Lembro-me com clareza de chegar a sua casa e correr direto para a estante de madeira da sala. Madeira de verdade, escura, encerada. Não essas porcarias de compensado que temos hoje em dia. Abria logo as portas pesadas e ficava namorando os discos de carvão com rotação diferente. Olhava as capas e ficava imaginando quem eram as pessoas que estavam estampadas nelas. Impreterivelmente estava tocando alguma coisa e o som, na maioria das vezes, chiado. Mas para mim soava como límpido. Soava como música de casa de avô. Coisas de cabeça de menino. Escutava aqueles vozeirões e sentia o cheiro da madeira e das coisas guardadas que só casas de avós têm. Tinha também café e biscoito de queijo. Esses por alcunha de minha avó Natália. Sentava a comer e a observar o relógio cuco que se misturava a voz de Nelson, Ataulfo, Adoniram e Chico Alves. Para quem visse de fora poderia parecer uma cena Dantesca, mas para mim era cena da minha infância. Passava tardes inteiras. E assim seguiram os anos até o dia da perda de meu avô. Já tinha me tornado um adulto, mas marcado indelevelmente pelo gosto musical de épocas passadas.

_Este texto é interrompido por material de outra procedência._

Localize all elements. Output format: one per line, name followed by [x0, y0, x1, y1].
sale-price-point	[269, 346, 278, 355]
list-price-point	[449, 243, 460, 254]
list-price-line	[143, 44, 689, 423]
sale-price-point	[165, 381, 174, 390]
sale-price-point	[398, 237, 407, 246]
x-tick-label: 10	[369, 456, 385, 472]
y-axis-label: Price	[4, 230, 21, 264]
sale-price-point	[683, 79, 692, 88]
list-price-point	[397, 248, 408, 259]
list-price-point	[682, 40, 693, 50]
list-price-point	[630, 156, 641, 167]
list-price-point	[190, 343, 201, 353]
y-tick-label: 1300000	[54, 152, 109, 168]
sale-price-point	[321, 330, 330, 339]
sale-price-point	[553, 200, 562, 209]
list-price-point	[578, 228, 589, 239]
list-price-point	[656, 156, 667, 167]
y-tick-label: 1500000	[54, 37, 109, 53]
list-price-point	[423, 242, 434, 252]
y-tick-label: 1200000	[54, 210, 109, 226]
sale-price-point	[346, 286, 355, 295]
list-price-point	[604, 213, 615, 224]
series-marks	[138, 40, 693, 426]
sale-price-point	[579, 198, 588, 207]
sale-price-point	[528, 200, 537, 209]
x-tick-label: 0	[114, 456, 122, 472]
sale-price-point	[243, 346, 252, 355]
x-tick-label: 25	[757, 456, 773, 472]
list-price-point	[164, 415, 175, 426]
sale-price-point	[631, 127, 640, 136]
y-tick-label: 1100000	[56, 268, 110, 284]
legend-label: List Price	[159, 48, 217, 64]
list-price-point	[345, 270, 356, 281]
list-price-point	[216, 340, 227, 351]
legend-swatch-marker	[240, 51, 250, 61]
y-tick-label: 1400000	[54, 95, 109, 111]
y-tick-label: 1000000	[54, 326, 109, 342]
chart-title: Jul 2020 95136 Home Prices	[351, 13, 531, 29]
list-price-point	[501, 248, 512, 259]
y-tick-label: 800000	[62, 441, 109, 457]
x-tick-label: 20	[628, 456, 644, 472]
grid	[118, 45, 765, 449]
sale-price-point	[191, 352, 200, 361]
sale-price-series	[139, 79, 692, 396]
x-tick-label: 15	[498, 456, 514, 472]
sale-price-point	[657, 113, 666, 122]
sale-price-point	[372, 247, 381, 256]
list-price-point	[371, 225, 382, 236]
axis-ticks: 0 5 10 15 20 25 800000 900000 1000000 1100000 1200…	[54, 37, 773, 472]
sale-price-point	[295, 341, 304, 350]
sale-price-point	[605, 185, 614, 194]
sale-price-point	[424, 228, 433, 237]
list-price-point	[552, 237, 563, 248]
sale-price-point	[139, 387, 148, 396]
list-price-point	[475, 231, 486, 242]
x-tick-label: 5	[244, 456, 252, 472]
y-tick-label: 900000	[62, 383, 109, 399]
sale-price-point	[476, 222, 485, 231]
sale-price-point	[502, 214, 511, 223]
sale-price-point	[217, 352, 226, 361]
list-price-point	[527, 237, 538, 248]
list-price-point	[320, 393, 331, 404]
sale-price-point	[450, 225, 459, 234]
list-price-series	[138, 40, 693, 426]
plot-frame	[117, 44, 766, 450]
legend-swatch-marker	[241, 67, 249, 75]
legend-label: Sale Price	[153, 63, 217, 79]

No mesmo dia 26 de novembro de 1911 em que nascia meu avô, nascia também o compositor, poeta e ator Mário Lago. Autor de músicas inesquecíveis como Aurora e Amélia e de frases de efeito que marcaram a história do nosso país. Aí muitos podem estar se perguntando: “além da coincidência das datas de nascimento, o que mais havia de comum entre as duas pessoas citadas?”. E eu respondo mais uma vez. De uma certa maneira essas duas pessoas, Mário e Agenor, deixaram um legado que influenciou o gosto musical de alguns. No caso de Mário, sua produção cultural formou toda uma geração de brasileiros e suas frases são citadas como exemplos de vida e de otimismo. No caso de Agenor, seu gosto musical marcou esse que vos fala. Sem me preocupar com a quantidade de seres atingidos, pensemos que o sentido da vida seja esse. Deixar um legado. Influenciar de alguma maneira aqueles que virão após. Logicamente que pensando sempre em uma herança positiva. Bons exemplos deixam bons frutos. Eis aqui uma prova disso. Por isso nesse dia passei com os olhos marejados. E quando Nelson cantou: “Eu não sabia que doía tanto, uma mesa num canto, uma casa e um jardim. Se eu soubesse o quanto dói a vida, essa dor tão doída, não doía assim. Agora resta uma mesa na sala, e hoje ninguém mais fala do seu bandolim. Naquela mesa tá faltando ele e a saudade dele tá doendo em mim.”, não consegui segurar as lágrimas que marejavam meus olhos. Saudades. De Nelson de Mário e principalmente de Agenor.